- Dell’s Pro Max GB10 remains unavailable, while Asus ships its own powerful GB10 system
- The Asus Ascent GX10 offers petaflop performance in a compact desktop package
- AI developers can buy Asus’ Grace Blackwell PC now for $4100
Dell’s upcoming Pro Max GB10 AI workstation looks like a stylish piece of kit, but unfortunately it’s not available to buy at the moment.
The system, built around Nvidia’s new Grace Blackwell GB10 Superchip, is listed with a “notify me when available” status on Dell’s website, with no indication of when that might be.
If you can’t wait for it to go on sale and you don’t mind looking elsewhere, Asus already offers its own AI-focused desktop, the Ascent GX10.
First out of the gate
Asus’ mini beast uses the same GB10 hardware and can be ordered right now from Viperatech for $4100. The dealer says it will ship within ten days.
Both systems, and others from e.g. Acer, is designed for researchers and developers who want data center-level power in a workstation-sized package.
The GB10 chip merges CPU and GPU resources into a single device, delivering up to a petaflop of FP4 computing performance.
It comes with 128 GB of LPDDR5x unified memory and supports models with up to 200 billion parameters, a scale that was once limited to large server clusters.
It has an ARM v9.2-A CPU paired with Nvidia’s integrated Blackwell GPU running on the Grace Blackwell architecture.
Storage options range from 1 TB PCIe 4.0 NVMe SSDs up to 4 TB PCIe 5.0 drives, providing ample space for datasets and project files.
Connectivity comes in the form of Wi-Fi 7, Bluetooth 5 and 10G Ethernet.
Ports include multiple USB 3.2 Gen 2×2 Type-C ports, one of which supports 180W power delivery along with HDMI 2.1 for external displays.
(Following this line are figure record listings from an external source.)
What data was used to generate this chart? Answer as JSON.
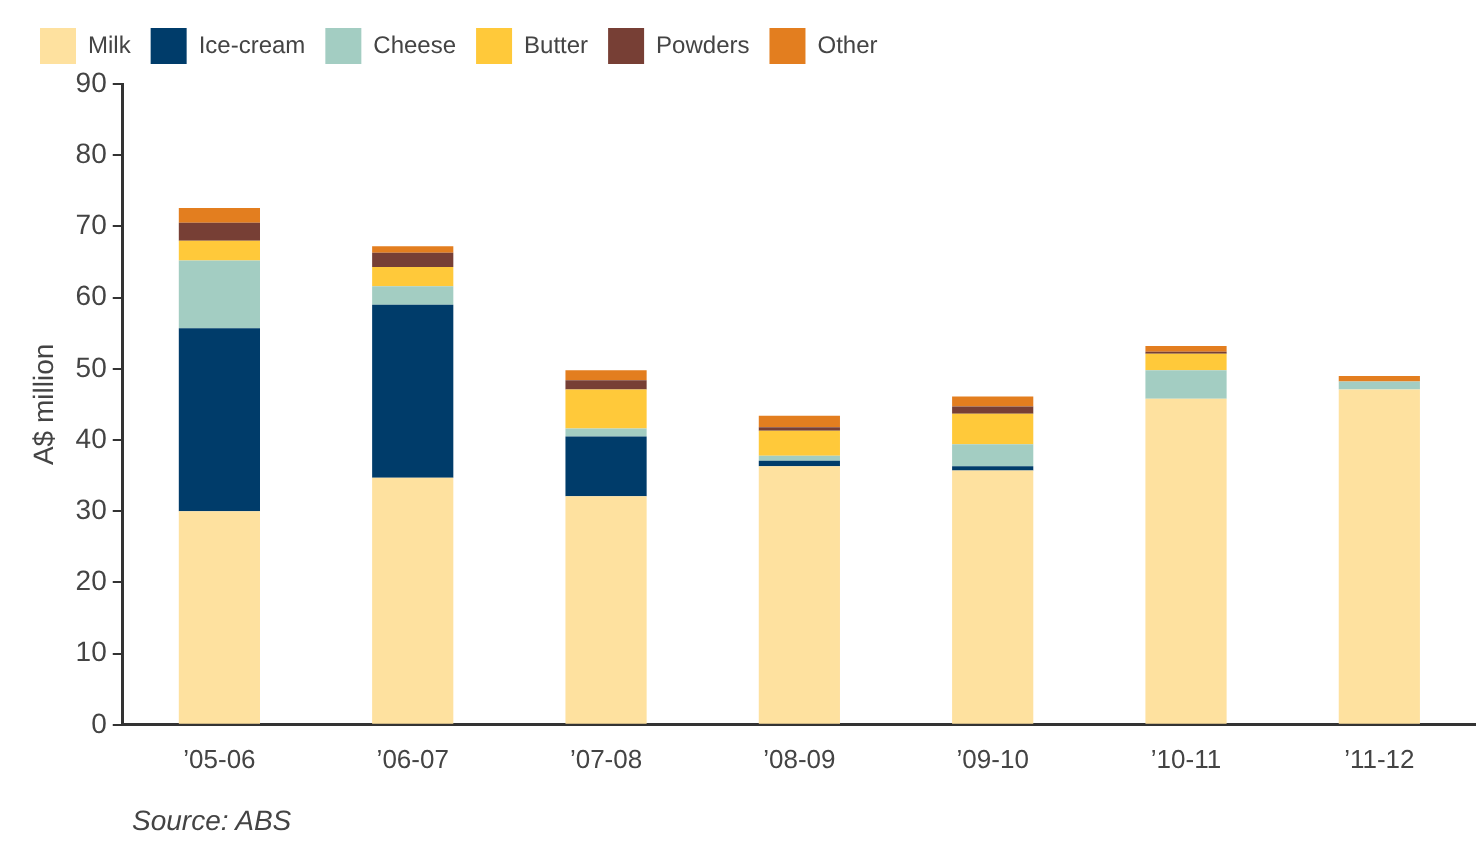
{
  "chart_data": {
    "type": "bar",
    "stacked": true,
    "ylabel": "A$ million",
    "categories": [
      "’05-06",
      "’06-07",
      "’07-08",
      "’08-09",
      "’09-10",
      "’10-11",
      "’11-12"
    ],
    "series": [
      {
        "name": "Milk",
        "color": "#fee19f",
        "values": [
          30,
          34.7,
          32.1,
          36.3,
          35.7,
          45.8,
          47.1
        ]
      },
      {
        "name": "Ice-cream",
        "color": "#003c6a",
        "values": [
          25.7,
          24.3,
          8.4,
          0.8,
          0.6,
          0,
          0
        ]
      },
      {
        "name": "Cheese",
        "color": "#a3cdc2",
        "values": [
          9.5,
          2.6,
          1.1,
          0.7,
          3.1,
          4.0,
          1.1
        ]
      },
      {
        "name": "Butter",
        "color": "#ffc93a",
        "values": [
          2.8,
          2.7,
          5.5,
          3.5,
          4.3,
          2.3,
          0
        ]
      },
      {
        "name": "Powders",
        "color": "#773f35",
        "values": [
          2.5,
          2.0,
          1.3,
          0.5,
          1.0,
          0.3,
          0
        ]
      },
      {
        "name": "Other",
        "color": "#e37e1f",
        "values": [
          2.1,
          0.9,
          1.4,
          1.6,
          1.4,
          0.8,
          0.8
        ]
      }
    ],
    "ylim": [
      0,
      90
    ],
    "yticks": [
      0,
      10,
      20,
      30,
      40,
      50,
      60,
      70,
      80,
      90
    ],
    "grid": false,
    "legend": "top left",
    "annotations": [
      "Source: ABS"
    ]
  }
}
Measuring just 150mm square by 51mm tall and weighing 1.48kg, the GX10 is small but mighty and comes with advanced thermal management to keep things cool and running smoothly even under heavy load.
It also supports dual-system stacking through Nvidia’s ConnectX-7 network and NVLink-C2C interface, enabling local computing expansion.
For developers eager to experiment with large-scale AI models, Asus offers one of the few off-the-shelf systems based on Nvidia’s latest architecture.